Toda noite, quando o sino da igrejinha tocava logo após o sol se esconder, o vilarejo à beira-mar mergulhava em um silêncio recolhido. As ondas quebravam com mais força, fazendo a voz do mar ser ouvida em toda a sua potência sedutora. E era ali, na enseada de pedras negras, que Clara o via.
Ele surgia na praia como um vulto recortado pela luz da lua: alto, de cabelos escuros e olhos tão brilhantes quanto a água refletindo o luar. Nunca falava. Apenas pescava. Jogava uma rede trançada com algo que não era corda, um tipo de material que reluzia como prata. Clara, escondida atrás das dunas, observava noite após noite, sentindo o coração se embriagar a cada aparição.
Era um desejo estranho aquele que a tomava. Ela não sabia seu nome, sua voz, nem mesmo o cheiro da sua pele. Mas algo naquela figura solitária a chamava como o canto de uma sereia, não para o mar, mas para o silêncio da areia.
Tentou falar com ele certa vez. Aproximou-se devagar, os pés descalços afundando na areia macia. Ele a olhou. Só isso. Um olhar profundo, como o fundo do oceano, que emudeceu a jovem. Ela foi embora naquela noite com o coração aos saltos.
Passaram-se dias. Semanas. Toda noite, ele voltava. Ela começou a lhe deixar oferendas: flores, pão de coco, poemas escritos à mão… E ele, em troca, deixava-lhe conchas que ela nunca vira antes: translúcidas, coloridas, mágicas.
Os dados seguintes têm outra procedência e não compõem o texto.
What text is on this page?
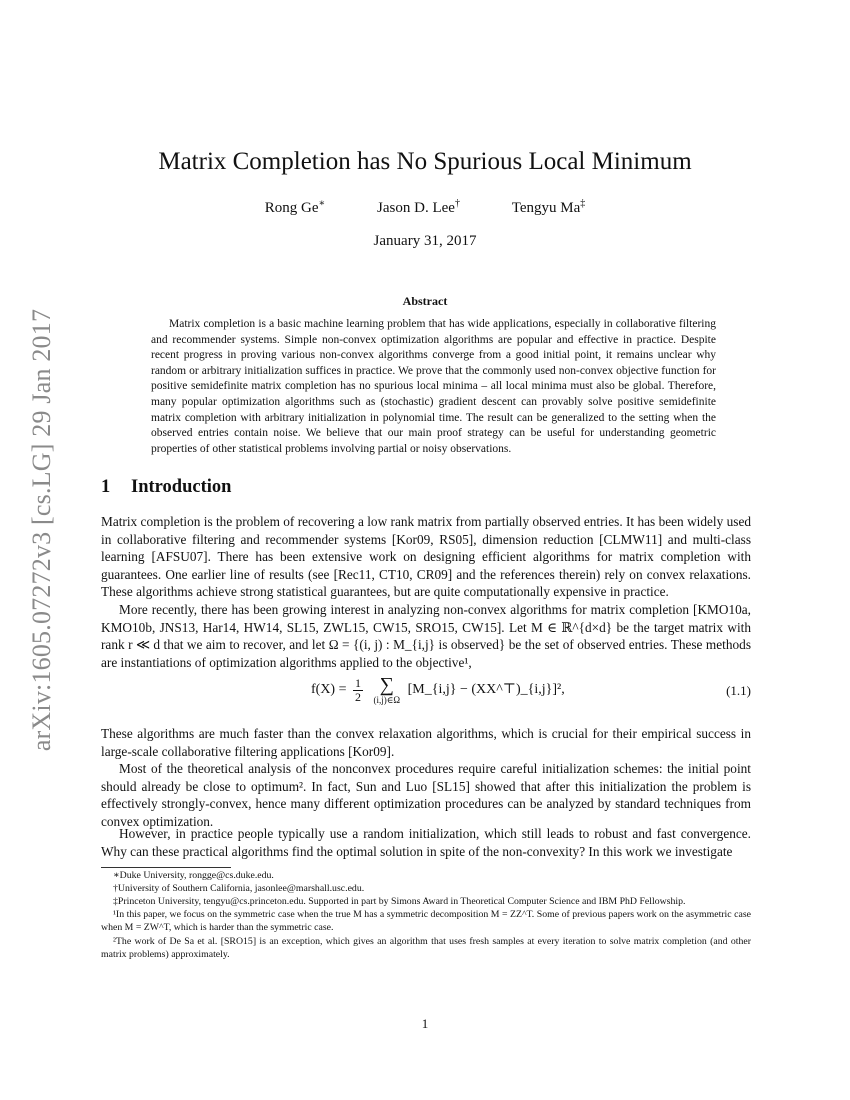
arXiv:1605.07272v3 [cs.LG] 29 Jan 2017
Matrix Completion has No Spurious Local Minimum
Rong Ge∗	Jason D. Lee†	Tengyu Ma‡
January 31, 2017
Abstract

Matrix completion is a basic machine learning problem that has wide applications, especially in collaborative filtering and recommender systems. Simple non-convex optimization algorithms are popular and effective in practice. Despite recent progress in proving various non-convex algorithms converge from a good initial point, it remains unclear why random or arbitrary initialization suffices in practice. We prove that the commonly used non-convex objective function for positive semidefinite matrix completion has no spurious local minima – all local minima must also be global. Therefore, many popular optimization algorithms such as (stochastic) gradient descent can provably solve positive semidefinite matrix completion with arbitrary initialization in polynomial time. The result can be generalized to the setting when the observed entries contain noise. We believe that our main proof strategy can be useful for understanding geometric properties of other statistical problems involving partial or noisy observations.

1 Introduction

Matrix completion is the problem of recovering a low rank matrix from partially observed entries. It has been widely used in collaborative filtering and recommender systems [Kor09, RS05], dimension reduction [CLMW11] and multi-class learning [AFSU07]. There has been extensive work on designing efficient algorithms for matrix completion with guarantees. One earlier line of results (see [Rec11, CT10, CR09] and the references therein) rely on convex relaxations. These algorithms achieve strong statistical guarantees, but are quite computationally expensive in practice.

More recently, there has been growing interest in analyzing non-convex algorithms for matrix completion [KMO10a, KMO10b, JNS13, Har14, HW14, SL15, ZWL15, CW15, SRO15, CW15]. Let M ∈ ℝ^{d×d} be the target matrix with rank r ≪ d that we aim to recover, and let Ω = {(i, j) : M_{i,j} is observed} be the set of observed entries. These methods are instantiations of optimization algorithms applied to the objective¹,

$f(X) = \frac{1}{2}$ ∑
(i,j)∈Ω
[M_{i,j} − (XX^⊤)_{i,j}]²,	(1.1)

These algorithms are much faster than the convex relaxation algorithms, which is crucial for their empirical success in large-scale collaborative filtering applications [Kor09].

Most of the theoretical analysis of the nonconvex procedures require careful initialization schemes: the initial point should already be close to optimum². In fact, Sun and Luo [SL15] showed that after this initialization the problem is effectively strongly-convex, hence many different optimization procedures can be analyzed by standard techniques from convex optimization.

However, in practice people typically use a random initialization, which still leads to robust and fast convergence. Why can these practical algorithms find the optimal solution in spite of the non-convexity? In this work we investigate

∗Duke University, rongge@cs.duke.edu.

†University of Southern California, jasonlee@marshall.usc.edu.

‡Princeton University, tengyu@cs.princeton.edu. Supported in part by Simons Award in Theoretical Computer Science and IBM PhD Fellowship.

¹In this paper, we focus on the symmetric case when the true M has a symmetric decomposition M = ZZ^T. Some of previous papers work on the asymmetric case when M = ZW^T, which is harder than the symmetric case.

²The work of De Sa et al. [SRO15] is an exception, which gives an algorithm that uses fresh samples at every iteration to solve matrix completion (and other matrix problems) approximately.

1
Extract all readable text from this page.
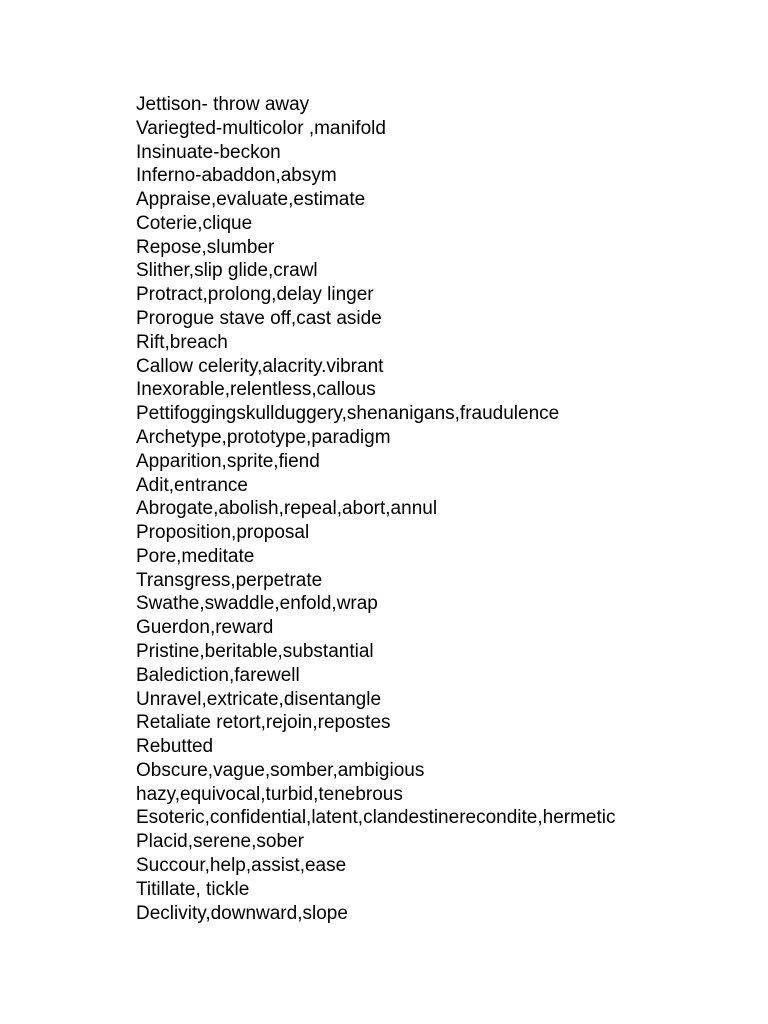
Jettison- throw away
Variegted-multicolor ,manifold
Insinuate-beckon
Inferno-abaddon,absym
Appraise,evaluate,estimate
Coterie,clique
Repose,slumber
Slither,slip glide,crawl
Protract,prolong,delay linger
Prorogue stave off,cast aside
Rift,breach
Callow celerity,alacrity.vibrant
Inexorable,relentless,callous
Pettifoggingskullduggery,shenanigans,fraudulence
Archetype,prototype,paradigm
Apparition,sprite,fiend
Adit,entrance
Abrogate,abolish,repeal,abort,annul
Proposition,proposal
Pore,meditate
Transgress,perpetrate
Swathe,swaddle,enfold,wrap
Guerdon,reward
Pristine,beritable,substantial
Balediction,farewell
Unravel,extricate,disentangle
Retaliate retort,rejoin,repostes
Rebutted
Obscure,vague,somber,ambigious
hazy,equivocal,turbid,tenebrous
Esoteric,confidential,latent,clandestinerecondite,hermetic
Placid,serene,sober
Succour,help,assist,ease
Titillate, tickle
Declivity,downward,slope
Clara não contava a ninguém. Tinha medo de que, se falasse dele, a magia se quebraria, como quem acorda de um sonho bom. Mas o mistério começou a pesar: Quem era ele? De onde vinha? Por que só aparecia à noite?
Final
Na véspera de lua cheia, decidiu seguir os passos dele. Viu quando ele recolheu a rede e, ao invés de ir para as trilhas da vila, mergulhou no mar. Clara correu até a beira e o viu sumir.
Mas ele não afundava como um homem comum. Nadava rápido, com movimentos longos, ondulantes. E então ela viu. Primeiro pensou ser uma sombra atrás dele e, em seguida, percebeu que era, na verdade, uma cauda. Escamas de um azul iridescente rasgavam a superfície das águas.
Clara caiu de joelhos. O peito queimava, não de medo, mas de revelação. O pescador da meia-noite era um tritão.
Na noite seguinte, ela voltou. Esperou. Ele surgiu.
— Eu sei o que você é — sussurrou.
Dessa vez, ele falou.
— E ainda assim você veio?
Clara sorriu.
— Ainda assim…
Ele estendeu a mão, e ela a segurou.
Dizem que naquela mesma noite, Clara mergulhou com ele. Nunca mais foi vista no vilarejo.
Mas, nas noites de lua cheia, pescadores juram ouvir risadas vindas da enseada. Risos doces, que sobem com a maré. E quando as redes se enroscam em algo estranho, puxam conchas transparentes como vidro, com o perfume de uma mulher apaixonada.